Doesn't the definition of a true profession require a formal qualification or license to practice? If so then do y'all strategy guys actually get a designation or a license to practice like law, medicine, or accounting?

Also, is there a regulatory body that can revoke your license to practice or bar you from the profession?

No. I don't think that is true. One can have a profession where reputation is all and when you have a poor reputation, you eventually go out of business.

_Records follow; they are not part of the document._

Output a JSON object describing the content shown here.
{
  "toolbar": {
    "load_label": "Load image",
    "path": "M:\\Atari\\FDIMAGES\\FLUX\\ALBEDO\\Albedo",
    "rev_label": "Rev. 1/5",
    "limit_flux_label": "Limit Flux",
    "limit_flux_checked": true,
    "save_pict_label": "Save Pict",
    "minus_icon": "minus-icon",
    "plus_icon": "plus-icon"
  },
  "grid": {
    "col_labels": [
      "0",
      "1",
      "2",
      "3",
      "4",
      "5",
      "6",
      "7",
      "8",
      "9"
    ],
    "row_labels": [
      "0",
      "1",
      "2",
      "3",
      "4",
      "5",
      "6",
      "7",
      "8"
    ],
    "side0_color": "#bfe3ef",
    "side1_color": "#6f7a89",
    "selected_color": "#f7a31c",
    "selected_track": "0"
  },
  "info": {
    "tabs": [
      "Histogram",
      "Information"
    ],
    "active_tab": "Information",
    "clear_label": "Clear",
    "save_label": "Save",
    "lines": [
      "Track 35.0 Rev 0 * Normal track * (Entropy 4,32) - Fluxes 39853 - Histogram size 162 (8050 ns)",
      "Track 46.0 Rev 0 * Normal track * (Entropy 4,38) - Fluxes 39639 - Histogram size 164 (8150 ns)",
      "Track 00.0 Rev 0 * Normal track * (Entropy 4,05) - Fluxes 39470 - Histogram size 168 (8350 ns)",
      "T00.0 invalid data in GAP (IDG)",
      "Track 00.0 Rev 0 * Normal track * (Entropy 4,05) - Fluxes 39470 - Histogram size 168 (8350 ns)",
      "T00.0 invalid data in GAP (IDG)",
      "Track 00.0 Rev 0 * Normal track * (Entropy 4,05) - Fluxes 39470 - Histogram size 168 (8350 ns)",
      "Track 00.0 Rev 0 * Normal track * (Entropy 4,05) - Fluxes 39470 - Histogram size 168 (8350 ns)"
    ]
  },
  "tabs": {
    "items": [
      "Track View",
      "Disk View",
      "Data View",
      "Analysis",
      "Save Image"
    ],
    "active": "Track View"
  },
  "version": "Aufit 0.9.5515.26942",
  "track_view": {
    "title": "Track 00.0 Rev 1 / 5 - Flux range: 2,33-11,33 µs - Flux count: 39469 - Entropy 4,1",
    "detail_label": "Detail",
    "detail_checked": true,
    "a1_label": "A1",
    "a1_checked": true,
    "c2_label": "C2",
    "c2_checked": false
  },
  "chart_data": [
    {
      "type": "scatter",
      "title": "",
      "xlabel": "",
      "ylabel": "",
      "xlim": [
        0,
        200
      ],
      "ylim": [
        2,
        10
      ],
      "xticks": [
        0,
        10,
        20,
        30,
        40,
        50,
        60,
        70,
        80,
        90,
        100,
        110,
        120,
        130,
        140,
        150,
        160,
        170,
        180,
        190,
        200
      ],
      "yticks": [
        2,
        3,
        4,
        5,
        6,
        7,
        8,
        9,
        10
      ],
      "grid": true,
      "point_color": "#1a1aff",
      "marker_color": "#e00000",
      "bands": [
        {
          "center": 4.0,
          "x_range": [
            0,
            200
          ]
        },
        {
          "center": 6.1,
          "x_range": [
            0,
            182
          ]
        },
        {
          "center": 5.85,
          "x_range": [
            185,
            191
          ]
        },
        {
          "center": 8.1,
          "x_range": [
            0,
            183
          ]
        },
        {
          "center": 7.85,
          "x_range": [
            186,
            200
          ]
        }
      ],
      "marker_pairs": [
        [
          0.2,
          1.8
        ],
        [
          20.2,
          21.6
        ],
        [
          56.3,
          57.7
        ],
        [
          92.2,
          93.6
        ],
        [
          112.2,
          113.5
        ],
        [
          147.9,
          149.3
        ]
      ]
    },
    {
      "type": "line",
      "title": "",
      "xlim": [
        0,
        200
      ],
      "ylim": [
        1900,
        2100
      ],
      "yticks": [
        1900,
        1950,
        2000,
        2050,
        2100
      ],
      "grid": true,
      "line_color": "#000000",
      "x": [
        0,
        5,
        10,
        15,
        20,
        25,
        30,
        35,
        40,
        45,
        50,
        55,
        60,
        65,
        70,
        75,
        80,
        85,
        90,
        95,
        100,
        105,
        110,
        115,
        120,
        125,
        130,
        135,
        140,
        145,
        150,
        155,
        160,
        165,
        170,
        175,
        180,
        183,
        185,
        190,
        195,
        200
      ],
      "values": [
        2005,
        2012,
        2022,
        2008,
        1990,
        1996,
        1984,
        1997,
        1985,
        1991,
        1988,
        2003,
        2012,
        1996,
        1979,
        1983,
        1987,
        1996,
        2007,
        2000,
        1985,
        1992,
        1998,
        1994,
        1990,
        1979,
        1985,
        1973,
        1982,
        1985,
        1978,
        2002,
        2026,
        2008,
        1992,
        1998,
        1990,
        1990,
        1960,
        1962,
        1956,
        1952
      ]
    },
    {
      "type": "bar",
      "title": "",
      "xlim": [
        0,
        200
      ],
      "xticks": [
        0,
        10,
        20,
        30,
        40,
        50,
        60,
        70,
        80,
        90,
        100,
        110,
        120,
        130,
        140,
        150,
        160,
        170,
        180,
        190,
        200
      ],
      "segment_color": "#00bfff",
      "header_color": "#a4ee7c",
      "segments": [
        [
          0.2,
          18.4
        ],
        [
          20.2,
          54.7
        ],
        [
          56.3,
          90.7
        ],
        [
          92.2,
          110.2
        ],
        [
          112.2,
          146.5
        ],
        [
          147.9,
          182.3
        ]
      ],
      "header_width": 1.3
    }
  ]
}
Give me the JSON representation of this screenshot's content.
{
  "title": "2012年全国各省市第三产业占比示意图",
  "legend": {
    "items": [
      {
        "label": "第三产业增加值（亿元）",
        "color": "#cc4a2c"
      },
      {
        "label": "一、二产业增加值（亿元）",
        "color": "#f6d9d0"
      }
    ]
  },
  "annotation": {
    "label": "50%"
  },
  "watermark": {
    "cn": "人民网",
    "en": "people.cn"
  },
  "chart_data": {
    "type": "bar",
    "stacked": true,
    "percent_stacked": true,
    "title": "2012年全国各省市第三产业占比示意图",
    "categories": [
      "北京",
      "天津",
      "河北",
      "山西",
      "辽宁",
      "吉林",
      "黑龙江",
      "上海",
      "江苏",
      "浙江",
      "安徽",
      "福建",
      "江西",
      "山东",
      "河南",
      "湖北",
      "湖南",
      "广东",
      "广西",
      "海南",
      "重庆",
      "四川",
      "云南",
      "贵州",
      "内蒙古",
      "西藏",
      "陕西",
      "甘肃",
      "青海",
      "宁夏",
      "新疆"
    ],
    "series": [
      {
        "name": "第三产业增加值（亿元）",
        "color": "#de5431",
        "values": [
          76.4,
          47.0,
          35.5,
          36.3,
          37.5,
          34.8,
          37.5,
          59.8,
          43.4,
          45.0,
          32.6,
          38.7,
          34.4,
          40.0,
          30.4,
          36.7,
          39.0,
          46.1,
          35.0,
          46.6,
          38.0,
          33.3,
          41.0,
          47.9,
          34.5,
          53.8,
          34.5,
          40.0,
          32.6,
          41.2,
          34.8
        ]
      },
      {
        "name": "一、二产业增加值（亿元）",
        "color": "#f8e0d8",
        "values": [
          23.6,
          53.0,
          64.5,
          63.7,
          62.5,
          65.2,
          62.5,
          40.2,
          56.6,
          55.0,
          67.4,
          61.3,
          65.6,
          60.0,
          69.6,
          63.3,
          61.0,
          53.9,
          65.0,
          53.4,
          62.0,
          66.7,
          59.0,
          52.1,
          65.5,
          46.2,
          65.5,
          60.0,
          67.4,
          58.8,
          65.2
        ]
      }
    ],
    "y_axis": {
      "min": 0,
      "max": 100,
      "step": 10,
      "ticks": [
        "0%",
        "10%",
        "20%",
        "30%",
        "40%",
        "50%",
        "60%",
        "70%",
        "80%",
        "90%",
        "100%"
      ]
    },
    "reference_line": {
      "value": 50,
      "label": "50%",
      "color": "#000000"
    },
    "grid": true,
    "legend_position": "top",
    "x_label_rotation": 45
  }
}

The big strategy firms are very protective of their service quality and brand.
post #537 of 540
AF has nailed the questions on MC. I used to work at one of the MBB firms and AF and I have met IRL.
post #538 of 540

Really funny reading back on this thread and seeing what people thought of the Booz acquisition. A few years on and PwC certainly came out of that with a cheeky grin.

post #539 of 540
Is an executive DBA program worth it? I'm currently an appointed official in the public sector but know that, as with all positions, my time will come to an end in the next few years. I feel like consulting will be the next step in my career (I don't like lobbying very much), and I'm wondering if getting my PhD now would be worth it. I also have a juris doctor and an MBA, if that helps.
post #540 of 540
Quote:
Originally Posted by FLMountainMan View Post

Is an executive DBA program worth it? I'm currently an appointed official in the public sector but know that, as with all positions, my time will come to an end in the next few years. I feel like consulting will be the next step in my career (I don't like lobbying very much), and I'm wondering if getting my PhD now would be worth it. I also have a juris doctor and an MBA, if that helps.

Realistically I've only ever been in one meeting where the number of PhDs in a firm has come up and it was a scientific consultancy. 

 

If you have an MBA and JD I struggle to think of something you aren't qualified for unless you're looking for new connections or a very specific field.